ICLR 2025 | Venue PDF | Archive PDF | Plain Text | LLM Run Details

Reproducibility Variable Result LLM Response
Research Type Experimental We perform a comprehensive analysis of the MAGPIE-generated data. To compare MAGPIE-generated data with other public instruction datasets (e.g., Share GPT, Wild Chat, Evol-Instruct, Ultra Chat, Open Hermes, Tulu V2-Mix, Gen QA), we fine-tune Llama-3-8B-Base with each dataset and evaluate the performance of the fine-tuned models.
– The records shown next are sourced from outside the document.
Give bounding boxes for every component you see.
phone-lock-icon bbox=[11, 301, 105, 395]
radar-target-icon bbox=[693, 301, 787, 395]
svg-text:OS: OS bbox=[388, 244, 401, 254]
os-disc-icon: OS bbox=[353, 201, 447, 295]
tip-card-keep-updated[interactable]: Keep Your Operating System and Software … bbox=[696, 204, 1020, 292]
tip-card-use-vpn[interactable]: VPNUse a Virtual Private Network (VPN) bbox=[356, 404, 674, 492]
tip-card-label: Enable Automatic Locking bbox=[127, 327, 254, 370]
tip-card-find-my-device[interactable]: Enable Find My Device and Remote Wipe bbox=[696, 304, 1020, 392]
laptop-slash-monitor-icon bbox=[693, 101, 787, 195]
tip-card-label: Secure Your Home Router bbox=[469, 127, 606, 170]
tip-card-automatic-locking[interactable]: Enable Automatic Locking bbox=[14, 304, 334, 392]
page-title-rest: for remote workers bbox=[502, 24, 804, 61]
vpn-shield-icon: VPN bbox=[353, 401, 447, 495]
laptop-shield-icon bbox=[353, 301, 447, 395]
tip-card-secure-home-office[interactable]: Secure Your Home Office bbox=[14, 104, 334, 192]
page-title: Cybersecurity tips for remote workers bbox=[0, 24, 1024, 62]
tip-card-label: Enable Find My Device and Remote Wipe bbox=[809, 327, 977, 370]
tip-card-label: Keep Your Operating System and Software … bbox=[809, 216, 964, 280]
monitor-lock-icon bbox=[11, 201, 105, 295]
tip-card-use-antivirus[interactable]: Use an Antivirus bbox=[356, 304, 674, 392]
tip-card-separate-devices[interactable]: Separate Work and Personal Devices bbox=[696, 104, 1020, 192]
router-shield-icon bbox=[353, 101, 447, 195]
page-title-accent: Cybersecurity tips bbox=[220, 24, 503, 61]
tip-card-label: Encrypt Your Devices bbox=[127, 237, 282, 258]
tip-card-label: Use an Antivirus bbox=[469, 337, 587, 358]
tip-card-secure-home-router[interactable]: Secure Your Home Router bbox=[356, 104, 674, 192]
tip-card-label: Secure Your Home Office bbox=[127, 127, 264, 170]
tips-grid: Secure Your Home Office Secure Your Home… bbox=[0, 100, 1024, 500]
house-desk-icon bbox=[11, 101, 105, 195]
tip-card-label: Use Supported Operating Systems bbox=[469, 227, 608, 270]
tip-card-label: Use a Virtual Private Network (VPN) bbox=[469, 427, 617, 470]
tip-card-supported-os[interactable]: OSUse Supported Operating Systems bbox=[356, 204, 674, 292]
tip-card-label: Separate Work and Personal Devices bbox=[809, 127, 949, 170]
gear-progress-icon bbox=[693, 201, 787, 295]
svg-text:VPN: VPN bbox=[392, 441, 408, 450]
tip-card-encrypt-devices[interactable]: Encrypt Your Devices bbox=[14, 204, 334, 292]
Our results indicate that using MAGPIE for supervised fine-tuning (SFT) solely can surpass the performance of previous public datasets utilized for both SFT and preference optimization...
Researcher Affiliation Collaboration University of Washington Allen Institute for AI
Pseudocode No The paper describes the MAGPIE pipeline in text within Section 2.1 and illustrates it with a diagram in Figure 1, but does not present structured pseudocode or algorithm blocks.
Open Source Code Yes https://magpie-align.github.io/ https://hf.co/magpie-align
Open Datasets Yes Links to the MAGPIE datasets are provided in the text. (Table 4 caption, Appendix A). Also, https://hf.co/magpie-align (header). The paper also extensively uses and compares against known public datasets like Share GPT (Chiang et al., 2023), Wild Chat (Zhao et al., 2024), Evol Instruct (Xu et al., 2023a), Ultra Chat (Ding et al., 2023), Open Hermes (Teknium, 2023a;b), Gen QA (Chen et al., 2024), Tulu V2 Mix (Ivison et al., 2023).
Dataset Splits No The paper states the total number of conversations used for supervised fine-tuning (e.g., 300K for MAGPIE-Air and MAGPIE-Pro) and preference optimization (100K), but does not explicitly provide information on how these datasets were split into training, validation, and test sets. It refers to external benchmarks for evaluation, not internal splits of its own data for model training.
Hardware Specification Yes We perform experiments on a server with four NVIDIA A100-SXM4-80GB GPUs, an AMD EPYC 7763 64-Core Processor, and 512 GB of RAM, using the VLLM inference framework (Kwon et al., 2023).
Software Dependencies No The paper mentions several software components like the VLLM inference framework, the tiktoken library, Axolotl, and Alignment Handbook, but does not provide specific version numbers for these, which is required for reproducible software dependencies.
Experiment Setup Yes Table 9 and Table 10 detail specific hyperparameters for supervised fine-tuning and preference tuning, respectively. For instance, supervised fine-tuning uses a Learning Rate of 2 x 10^-5, 2 Epochs, a Per-device Batch Size of 1, and an Adamw optimizer with βs = (0.9, 0.999) and ϵ = 10^-8, along with a cosine learning rate scheduler and 100 Warmup Steps.